Moins de trois semaines après avoir cédé le poste de PDG à John Ternus, Tim Cook a accueilli dimanche Anthony Albanese à Apple Park. Le chef du gouvernement australien, à l'origine de la première interdiction des réseaux sociaux aux moins de 16 ans, en est ressorti avec un satisfecit : selon lui, Cook considère la politique en matière de protection des mineurs de son pays comme une référence mondiale.
Un compliment rapporté par un seul des deux
Ces propos viennent uniquement d'Albanese. Sollicité par Reuters, Apple n'a rien confirmé et a simplement renvoyé vers un message de Cook sur X. Le dirigeant y dit sa fierté de présenter à son invité les dernières nouveautés d'Apple, dont des contrôles parentaux « solides et intuitifs » pour protéger les enfants en ligne.

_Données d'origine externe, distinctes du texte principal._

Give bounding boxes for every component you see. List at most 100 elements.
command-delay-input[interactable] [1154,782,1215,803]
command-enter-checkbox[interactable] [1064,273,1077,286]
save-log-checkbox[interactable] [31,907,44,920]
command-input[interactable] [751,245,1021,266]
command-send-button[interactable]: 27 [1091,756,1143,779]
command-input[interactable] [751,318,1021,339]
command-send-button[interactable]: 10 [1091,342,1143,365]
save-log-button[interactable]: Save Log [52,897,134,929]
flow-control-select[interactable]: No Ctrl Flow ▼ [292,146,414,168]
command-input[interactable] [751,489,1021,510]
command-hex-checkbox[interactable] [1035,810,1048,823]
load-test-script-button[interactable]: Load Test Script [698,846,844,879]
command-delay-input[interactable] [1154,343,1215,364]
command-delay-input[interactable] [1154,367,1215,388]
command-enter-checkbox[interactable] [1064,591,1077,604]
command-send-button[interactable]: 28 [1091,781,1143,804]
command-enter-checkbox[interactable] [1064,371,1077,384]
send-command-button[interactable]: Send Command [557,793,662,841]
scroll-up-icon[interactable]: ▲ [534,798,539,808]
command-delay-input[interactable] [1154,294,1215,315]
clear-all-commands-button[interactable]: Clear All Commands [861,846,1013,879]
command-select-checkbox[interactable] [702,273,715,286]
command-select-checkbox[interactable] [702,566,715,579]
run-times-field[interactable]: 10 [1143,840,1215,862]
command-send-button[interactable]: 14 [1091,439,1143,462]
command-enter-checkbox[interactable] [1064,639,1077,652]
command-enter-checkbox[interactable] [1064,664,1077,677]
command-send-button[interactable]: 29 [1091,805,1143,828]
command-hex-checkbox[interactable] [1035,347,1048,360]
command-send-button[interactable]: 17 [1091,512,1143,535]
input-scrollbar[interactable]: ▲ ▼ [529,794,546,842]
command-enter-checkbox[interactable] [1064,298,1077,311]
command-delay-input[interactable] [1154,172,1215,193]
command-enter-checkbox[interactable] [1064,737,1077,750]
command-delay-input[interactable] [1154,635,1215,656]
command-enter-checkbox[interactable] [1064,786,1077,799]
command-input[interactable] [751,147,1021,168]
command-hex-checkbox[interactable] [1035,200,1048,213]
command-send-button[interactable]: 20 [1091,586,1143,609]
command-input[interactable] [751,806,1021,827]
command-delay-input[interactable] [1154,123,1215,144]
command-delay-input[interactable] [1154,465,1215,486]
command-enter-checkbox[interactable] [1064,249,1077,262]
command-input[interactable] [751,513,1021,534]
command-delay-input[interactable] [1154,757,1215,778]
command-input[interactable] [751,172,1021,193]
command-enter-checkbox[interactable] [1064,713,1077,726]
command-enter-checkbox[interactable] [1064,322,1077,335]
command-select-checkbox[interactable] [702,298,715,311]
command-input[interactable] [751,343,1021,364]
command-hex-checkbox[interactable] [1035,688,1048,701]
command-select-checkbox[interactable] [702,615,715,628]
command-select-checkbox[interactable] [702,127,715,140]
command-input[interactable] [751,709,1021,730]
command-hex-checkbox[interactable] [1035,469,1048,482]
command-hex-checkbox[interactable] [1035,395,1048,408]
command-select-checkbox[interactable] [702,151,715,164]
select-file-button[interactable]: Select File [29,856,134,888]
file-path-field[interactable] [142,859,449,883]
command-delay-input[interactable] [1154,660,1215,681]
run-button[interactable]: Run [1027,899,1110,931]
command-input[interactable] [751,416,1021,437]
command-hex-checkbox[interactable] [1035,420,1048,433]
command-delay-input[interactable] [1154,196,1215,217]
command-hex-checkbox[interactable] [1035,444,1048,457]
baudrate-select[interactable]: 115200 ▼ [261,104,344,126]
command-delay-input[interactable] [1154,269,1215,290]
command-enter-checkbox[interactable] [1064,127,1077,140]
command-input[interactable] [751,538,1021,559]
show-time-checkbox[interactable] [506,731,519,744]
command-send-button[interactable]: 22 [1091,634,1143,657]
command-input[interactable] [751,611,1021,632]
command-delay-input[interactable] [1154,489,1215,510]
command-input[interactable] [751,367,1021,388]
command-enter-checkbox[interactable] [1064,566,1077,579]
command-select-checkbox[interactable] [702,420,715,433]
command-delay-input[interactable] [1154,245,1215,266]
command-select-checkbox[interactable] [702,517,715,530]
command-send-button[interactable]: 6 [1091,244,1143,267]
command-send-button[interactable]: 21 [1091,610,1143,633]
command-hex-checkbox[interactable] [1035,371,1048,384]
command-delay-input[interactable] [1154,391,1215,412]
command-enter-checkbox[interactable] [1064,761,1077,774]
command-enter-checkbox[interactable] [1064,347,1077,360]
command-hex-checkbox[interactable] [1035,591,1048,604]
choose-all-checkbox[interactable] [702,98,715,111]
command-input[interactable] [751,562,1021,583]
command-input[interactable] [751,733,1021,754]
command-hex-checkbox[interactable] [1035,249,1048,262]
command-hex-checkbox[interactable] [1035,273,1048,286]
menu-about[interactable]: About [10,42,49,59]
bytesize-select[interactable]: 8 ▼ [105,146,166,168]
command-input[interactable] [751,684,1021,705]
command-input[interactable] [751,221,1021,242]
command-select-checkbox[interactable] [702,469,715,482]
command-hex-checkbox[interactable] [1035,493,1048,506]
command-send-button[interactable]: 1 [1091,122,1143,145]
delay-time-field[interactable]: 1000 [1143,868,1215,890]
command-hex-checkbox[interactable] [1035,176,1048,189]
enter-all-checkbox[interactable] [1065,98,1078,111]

It was great to welcome @AlboMP to Apple Park this morning to talk about the incredible work of our teams and our longstanding commitment to Australia. I was grateful to share some of our newest innovations, including strong and intuitive controls to help keep kids safe online. pic.twitter.com/EQKmIkP3uC
— Tim Cook (@tim_cook) September 19, 2026
Cook avait appelé Albanese en juin pour évoquer les nouveaux réglages de sécurité pour enfants d'Apple, en précisant qu'ils s'inspiraient en partie de la loi australienne. Ces réglages permettent de limiter le temps passé sur certaines apps et sur l'appareil, ou de restreindre les personnes autorisées à contacter l'enfant.
L’Australie confirme l’interdiction des réseaux sociaux aux moins de 16 ans
L'Australie a de son côté franchi une nouvelle étape ce mois-ci. Elle prépare une réforme, baptisée « My Feed, My Way », qui permettrait aux utilisateurs de choisir les contenus affichés dans leur fil. Et l'Europe suit le mouvement : la Commission européenne vient de proposer une interdiction pour les moins de 13 ans et une nouvelle réglementation pour les moins de 15.
Réseaux sociaux : l’Union européenne prépare des restrictions pour les moins de 15 ans
Cook, désormais chargé des relations avec les gouvernements
Ce déplacement colle au nouveau rôle de Tim Cook. Depuis le 1er septembre, il est président exécutif d'Apple, une fonction qui prévoit notamment des échanges avec les responsables politiques du monde entier. Les produits et le quotidien de l'entreprise reviennent à John Ternus, tandis que Cook prend en charge les dossiers politiques.
L'agenda est déjà chargé. D'après Firstpost, Cook est attendu au dîner d'État réunissant Donald Trump et Xi Jinping, aux côtés de Sam Altman et de Jensen Huang. Or Albanese plaide pour un cadre mondial sur l'IA, quand Trump juge toute régulation supplémentaire inutile. Cook devra s'entendre avec les deux camps.
Les lois sur les réseaux sociaux visent les plateformes, pas les fabricants de smartphones. Mais Apple contrôle le système sur lequel tournent ces applications, et donc les outils de contrôle parental. En se rapprochant des gouvernements qui légifèrent, l’entreprise se place du côté des solutions, à l'heure où l'on se demande qui, de l'OS ou des réseaux sociaux, doit assumer la vérification de l'âge.